L’accelerazione di un pezzo del partito romano sulla candidatura a sindaco di Roberto Gualtieri – poi abbastanza clamorosamente rientrata dopo l’incontro di ieri tra l’ex ministro dell’Economia e l’ex presidente del Consiglio terminato con una nota difficile da non interpretare come un mezzo passo indietro forzato – rappresenta, in fondo, l’ennesima conferma della confusione da cui è di regola avvolto il Pd quando si parla della città eterna. Che per un partito così romanocentrico, molto più delle altre forze politiche, non ha mai costituito una sfida come tante. Destino al quale non potrà sfuggire, come si è già visto in queste ore, neppure Letta che sui risultati delle prossime elezioni capitoline si gioca un pezzo non irrilevante delle sue chance di reggere con successo alla guida dei dem. Ciò non significa che debba necessariamente vincere e convincere ma ottenere quantomeno un buon risultato sì, sarà fondamentale.

Circostanza che rappresenta una sorta di contrappasso per l’attuale segretario del Pd che tra i primi, la scorsa estate, venne accostato alla candidatura per il Campidoglio. Letta disse subito di no, lasciando nelle mani di Nicola Zingaretti una patata bollente che lo ha poi accompagnato in tutti i mesi successivi fino alle dimissioni di pochi giorni fa. Adesso il governatore del Lazio l”ha ripassata al suo successore che però, stando agli insistenti rumors delle ultime ore, sarebbe a sua volta ben felice di rendergliela.

Il che, fuor di metafora, conduce allo schema su cui in molti nel Pd, Letta incluso, starebbero ragionando: ovvero quello di una candidatura a sindaco dello stesso Zingaretti, già invocato da molti all’interno del partito (qui la nostra intervista a Patrizia Prestipino). Tuttavia non è chiaro come la pensi sul punto il diretto interessato che a Roma si era già candidato nel 2012 salvo poi sterzare rapidamente verso la regione Lazio dopo la caduta dell’allora presidente Renata Polverini. La domanda da allora è rimasta in pratica sempre lo stessa: ossia, se la sentirebbe Zingaretti di candidarsi a guidare la capitale oppure, data l’estrema difficoltà della sfida e i relativi rischi annessi, preferirebbe passare la mano?
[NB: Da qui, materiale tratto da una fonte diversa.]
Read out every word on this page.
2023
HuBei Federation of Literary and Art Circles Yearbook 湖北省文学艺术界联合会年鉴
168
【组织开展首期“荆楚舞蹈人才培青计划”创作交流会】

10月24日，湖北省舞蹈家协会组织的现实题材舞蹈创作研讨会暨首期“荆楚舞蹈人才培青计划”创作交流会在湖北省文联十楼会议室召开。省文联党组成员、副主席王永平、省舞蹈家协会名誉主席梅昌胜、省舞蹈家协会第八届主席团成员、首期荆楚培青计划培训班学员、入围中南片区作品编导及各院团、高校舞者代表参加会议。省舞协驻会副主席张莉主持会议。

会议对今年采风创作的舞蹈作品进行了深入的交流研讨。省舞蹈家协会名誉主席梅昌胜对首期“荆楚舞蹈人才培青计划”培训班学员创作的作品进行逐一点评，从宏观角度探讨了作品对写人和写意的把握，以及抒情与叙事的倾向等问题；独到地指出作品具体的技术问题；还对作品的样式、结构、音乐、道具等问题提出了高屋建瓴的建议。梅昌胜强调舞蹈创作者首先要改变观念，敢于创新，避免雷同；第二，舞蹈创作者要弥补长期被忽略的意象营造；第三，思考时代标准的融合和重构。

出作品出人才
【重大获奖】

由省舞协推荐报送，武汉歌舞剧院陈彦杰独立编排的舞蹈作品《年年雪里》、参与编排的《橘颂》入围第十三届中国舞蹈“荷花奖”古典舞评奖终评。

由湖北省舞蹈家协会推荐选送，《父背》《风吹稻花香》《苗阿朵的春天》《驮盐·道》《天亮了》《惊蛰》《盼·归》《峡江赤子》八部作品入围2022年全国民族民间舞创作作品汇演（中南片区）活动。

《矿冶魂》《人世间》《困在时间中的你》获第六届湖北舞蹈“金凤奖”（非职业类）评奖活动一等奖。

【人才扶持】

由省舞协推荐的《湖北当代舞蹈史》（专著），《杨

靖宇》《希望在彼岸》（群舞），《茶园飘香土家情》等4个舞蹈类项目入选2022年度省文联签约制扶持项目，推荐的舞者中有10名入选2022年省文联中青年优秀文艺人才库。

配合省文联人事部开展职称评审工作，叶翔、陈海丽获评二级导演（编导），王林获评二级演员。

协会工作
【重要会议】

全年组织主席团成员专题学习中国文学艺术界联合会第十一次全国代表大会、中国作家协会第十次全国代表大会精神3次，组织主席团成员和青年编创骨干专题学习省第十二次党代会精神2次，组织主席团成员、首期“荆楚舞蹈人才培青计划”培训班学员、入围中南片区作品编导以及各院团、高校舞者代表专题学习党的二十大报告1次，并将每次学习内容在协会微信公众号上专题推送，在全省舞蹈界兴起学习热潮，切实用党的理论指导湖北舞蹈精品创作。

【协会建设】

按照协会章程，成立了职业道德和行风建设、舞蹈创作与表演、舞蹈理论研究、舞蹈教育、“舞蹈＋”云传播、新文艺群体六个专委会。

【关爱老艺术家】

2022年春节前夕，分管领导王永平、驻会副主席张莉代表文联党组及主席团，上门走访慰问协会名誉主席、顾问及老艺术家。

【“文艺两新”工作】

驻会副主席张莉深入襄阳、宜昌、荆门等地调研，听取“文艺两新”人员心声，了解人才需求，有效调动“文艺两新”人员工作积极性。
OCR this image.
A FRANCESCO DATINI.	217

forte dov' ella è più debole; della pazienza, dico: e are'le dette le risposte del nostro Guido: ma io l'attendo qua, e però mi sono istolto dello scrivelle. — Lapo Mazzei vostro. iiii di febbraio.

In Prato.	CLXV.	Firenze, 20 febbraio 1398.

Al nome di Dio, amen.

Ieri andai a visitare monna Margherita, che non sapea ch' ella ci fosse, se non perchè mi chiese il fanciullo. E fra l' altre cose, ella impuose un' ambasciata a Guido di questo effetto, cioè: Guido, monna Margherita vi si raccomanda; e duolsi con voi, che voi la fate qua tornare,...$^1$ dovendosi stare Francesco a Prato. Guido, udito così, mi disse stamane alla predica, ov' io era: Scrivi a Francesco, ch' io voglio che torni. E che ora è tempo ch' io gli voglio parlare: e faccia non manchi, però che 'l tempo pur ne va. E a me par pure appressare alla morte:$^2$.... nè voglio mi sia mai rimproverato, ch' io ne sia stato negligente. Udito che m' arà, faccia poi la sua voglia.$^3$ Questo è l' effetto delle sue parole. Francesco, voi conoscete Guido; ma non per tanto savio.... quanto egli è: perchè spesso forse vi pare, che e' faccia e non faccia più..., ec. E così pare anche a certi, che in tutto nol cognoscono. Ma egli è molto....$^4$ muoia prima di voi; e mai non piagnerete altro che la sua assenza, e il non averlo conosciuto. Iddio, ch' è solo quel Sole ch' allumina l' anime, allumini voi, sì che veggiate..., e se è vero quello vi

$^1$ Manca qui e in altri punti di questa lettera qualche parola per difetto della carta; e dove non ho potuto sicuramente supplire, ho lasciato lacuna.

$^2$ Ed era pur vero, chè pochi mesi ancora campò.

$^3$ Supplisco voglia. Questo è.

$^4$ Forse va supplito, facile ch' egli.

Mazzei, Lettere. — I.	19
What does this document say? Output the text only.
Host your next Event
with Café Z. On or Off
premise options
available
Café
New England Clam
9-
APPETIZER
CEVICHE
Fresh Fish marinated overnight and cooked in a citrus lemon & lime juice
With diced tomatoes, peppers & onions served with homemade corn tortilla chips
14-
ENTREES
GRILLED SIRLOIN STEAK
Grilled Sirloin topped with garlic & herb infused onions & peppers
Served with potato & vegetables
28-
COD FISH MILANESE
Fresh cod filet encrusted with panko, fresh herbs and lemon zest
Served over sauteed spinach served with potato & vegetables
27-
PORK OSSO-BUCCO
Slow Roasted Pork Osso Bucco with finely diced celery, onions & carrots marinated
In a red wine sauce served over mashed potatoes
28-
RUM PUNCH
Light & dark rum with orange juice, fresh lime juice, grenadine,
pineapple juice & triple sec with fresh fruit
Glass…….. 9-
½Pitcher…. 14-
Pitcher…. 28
La risposta, ovviamente, ancora non c’è ma è lecito credere che questo stesso dubbio abbia colto pure Gualtieri e Letta. Alla luce di questa considerazione, ad esempio, si potrebbe spiegare il perché dell’improvvisa accelerazione sulla candidatura dell’ex ministro dell’Economia. Che altro motivo ci sarebbe stato per spingere così, con il voto ormai fissato il prossimo autunno, se non per mettere il nuovo segretario di fronte al fatto compiuto ed evitare in questo modo altre possibili scelte? D’altro canto Letta non poteva certo rinunciare a contribuire a questa decisione nella quale, lo abbiamo detto, si gioca moltissimo. Come è normale, cercherà di scegliere il nome con più chance di vittoria e in grado di semplificare maggiormente il quadro delle candidature e delle alleanze.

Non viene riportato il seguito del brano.